Falco zuckte die Achseln. „Wenn die Legende stimmt, kann sie erst gehen, wenn sie Richard verziehen hat.“

Mit dem Blick auf das Dach gerichtet hakte Ronja mit bebenden Lippen nach:

„Wer war Richard nochmal? Das war doch dieser Graf, der sie heiraten wollte und dann eine Affäre mit ihrer besten Freundin angefangen hatte, oder?“

„Richtig“, bestätigte Falco, „peinlicherweise direkt vor der Hochzeit. Angeblich haben die beiden Christine vergiftet. Das war 1866. 150 Jahre sind für einen solchen Verrat wohl noch nicht genug.“

„Ob sie ihm jemals vergeben kann?“ Ronja bedauerte die weiße Lady, die so graziös im Schein des Vollmondes stand. „Ich könnte das nicht, nicht in tausend Jahren.“

Unentwegt tippte Falcos Finger auf den Auslöser des Fotoapparats. „Angeblich spukt ja auch ihre Mutter noch im Haus. Und vergiß nicht den schwarzen Pudel mit den rotglühenden Augen, der hier im Garten rumlaufen soll.“ Er lachte, als Ronja sich spontan umblickte. Ihre Gänsehaut ließ sich inzwischen nicht mehr verbergen.

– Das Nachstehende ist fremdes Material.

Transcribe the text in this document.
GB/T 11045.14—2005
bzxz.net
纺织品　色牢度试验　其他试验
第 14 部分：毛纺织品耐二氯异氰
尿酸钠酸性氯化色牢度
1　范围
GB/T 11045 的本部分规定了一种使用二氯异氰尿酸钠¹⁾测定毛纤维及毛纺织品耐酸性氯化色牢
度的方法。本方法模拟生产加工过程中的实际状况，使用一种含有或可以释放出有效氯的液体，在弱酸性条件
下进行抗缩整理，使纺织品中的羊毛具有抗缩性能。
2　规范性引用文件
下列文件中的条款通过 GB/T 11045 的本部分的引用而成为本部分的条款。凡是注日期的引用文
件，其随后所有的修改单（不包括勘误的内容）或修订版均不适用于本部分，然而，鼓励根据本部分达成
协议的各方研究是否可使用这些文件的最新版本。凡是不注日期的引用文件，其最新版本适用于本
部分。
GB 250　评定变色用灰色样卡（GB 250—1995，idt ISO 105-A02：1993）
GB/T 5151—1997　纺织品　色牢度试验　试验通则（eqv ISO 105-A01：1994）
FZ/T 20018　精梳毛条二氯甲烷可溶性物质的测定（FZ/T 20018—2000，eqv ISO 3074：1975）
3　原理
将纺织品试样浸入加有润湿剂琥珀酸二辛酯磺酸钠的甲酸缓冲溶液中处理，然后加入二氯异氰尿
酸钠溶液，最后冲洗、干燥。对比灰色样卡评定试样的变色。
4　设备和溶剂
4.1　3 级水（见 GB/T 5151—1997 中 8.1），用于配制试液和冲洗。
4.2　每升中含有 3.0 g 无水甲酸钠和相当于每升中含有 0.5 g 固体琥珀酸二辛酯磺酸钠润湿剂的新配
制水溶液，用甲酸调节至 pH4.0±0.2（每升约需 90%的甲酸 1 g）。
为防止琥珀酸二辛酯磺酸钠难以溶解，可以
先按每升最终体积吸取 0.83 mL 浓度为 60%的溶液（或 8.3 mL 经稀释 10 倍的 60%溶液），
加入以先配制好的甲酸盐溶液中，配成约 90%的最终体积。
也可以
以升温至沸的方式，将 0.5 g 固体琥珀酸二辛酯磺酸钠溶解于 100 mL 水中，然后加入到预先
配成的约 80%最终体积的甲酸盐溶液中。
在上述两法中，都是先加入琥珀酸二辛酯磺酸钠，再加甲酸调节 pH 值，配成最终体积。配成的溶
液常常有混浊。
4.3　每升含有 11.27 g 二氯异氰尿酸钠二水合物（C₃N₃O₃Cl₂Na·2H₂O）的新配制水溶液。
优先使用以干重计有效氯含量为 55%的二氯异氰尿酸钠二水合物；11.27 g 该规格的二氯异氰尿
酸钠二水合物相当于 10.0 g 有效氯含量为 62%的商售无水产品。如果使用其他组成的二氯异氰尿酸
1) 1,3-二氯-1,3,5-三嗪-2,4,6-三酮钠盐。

„Und wenn das alles nur ein schlechter Scherz ist und jemand uns das vorspielt?“

„Nein.“ Falco war sich seiner Sache sicher. „Das ist ein richtig echter Geist, und wir haben ihn gesehen. Blöd nur, dass das Museum nachts zu hat, sonst würde ich jetzt auf das Dach laufen. Vielleicht könnten wir sogar mit ihr sprechen.“

Ronja schauderte bei dem Gedanken. Sie wollte lieber so schnell wie möglich nach Hause und unter die Bettdecke kriechen. Diese ganze Geistersucherei war von vorneherein nicht ihr Ding gewesen, allerdings hätte sie sich niemals träumen lassen, dass sie auch noch Erfolg hatten. Sollte die ganze Grafenfamilie ruhig in ihrem Schloss spuken, Ronja würde so schnell bestimmt nicht wieder herkommen. Ein leises Rascheln ließ sie herumfahren, doch sie konnte nichts entdecken.

„Komm schon“, drängelte sie, „mir reicht’s, lass uns verschwinden! Ich glaube, da kommt jemand!“

Widerwillig ließ Falco sich mitziehen. Immer wieder blickte er zurück zum Schloss, auf dem nach wie vor Christine stand und das Mondlicht in sich aufsog.

 

Den schwarzen Hund, der das Geschehen aus sicherer Entfernung beobachtete, bemerkte keiner von ihnen. Auch er konnte seinen Blick nicht von der strahlenden Gestalt auf dem Dach abwenden. Wie hatte er nur jemals derart verblendet sein können, um das Leben dieses zarten Wesens zu opfern? Das Schicksal hatte es ihm übel heimgezahlt. Als Hund war Richard nun dazu verdammt, tagein, tagaus um das Schloss zu streifen, bis Christine sich überwinden konnte, ihm aus ganzem Herzen zu verzeihen. Traurig sah er auf die letzten Reste des zerborstenen Blumentopfes. So bald schien das nicht der Fall zu sein. Ob ihr wohl klar war, dass auch ihre eigene Erlösung von ihrer Vergebung abhing?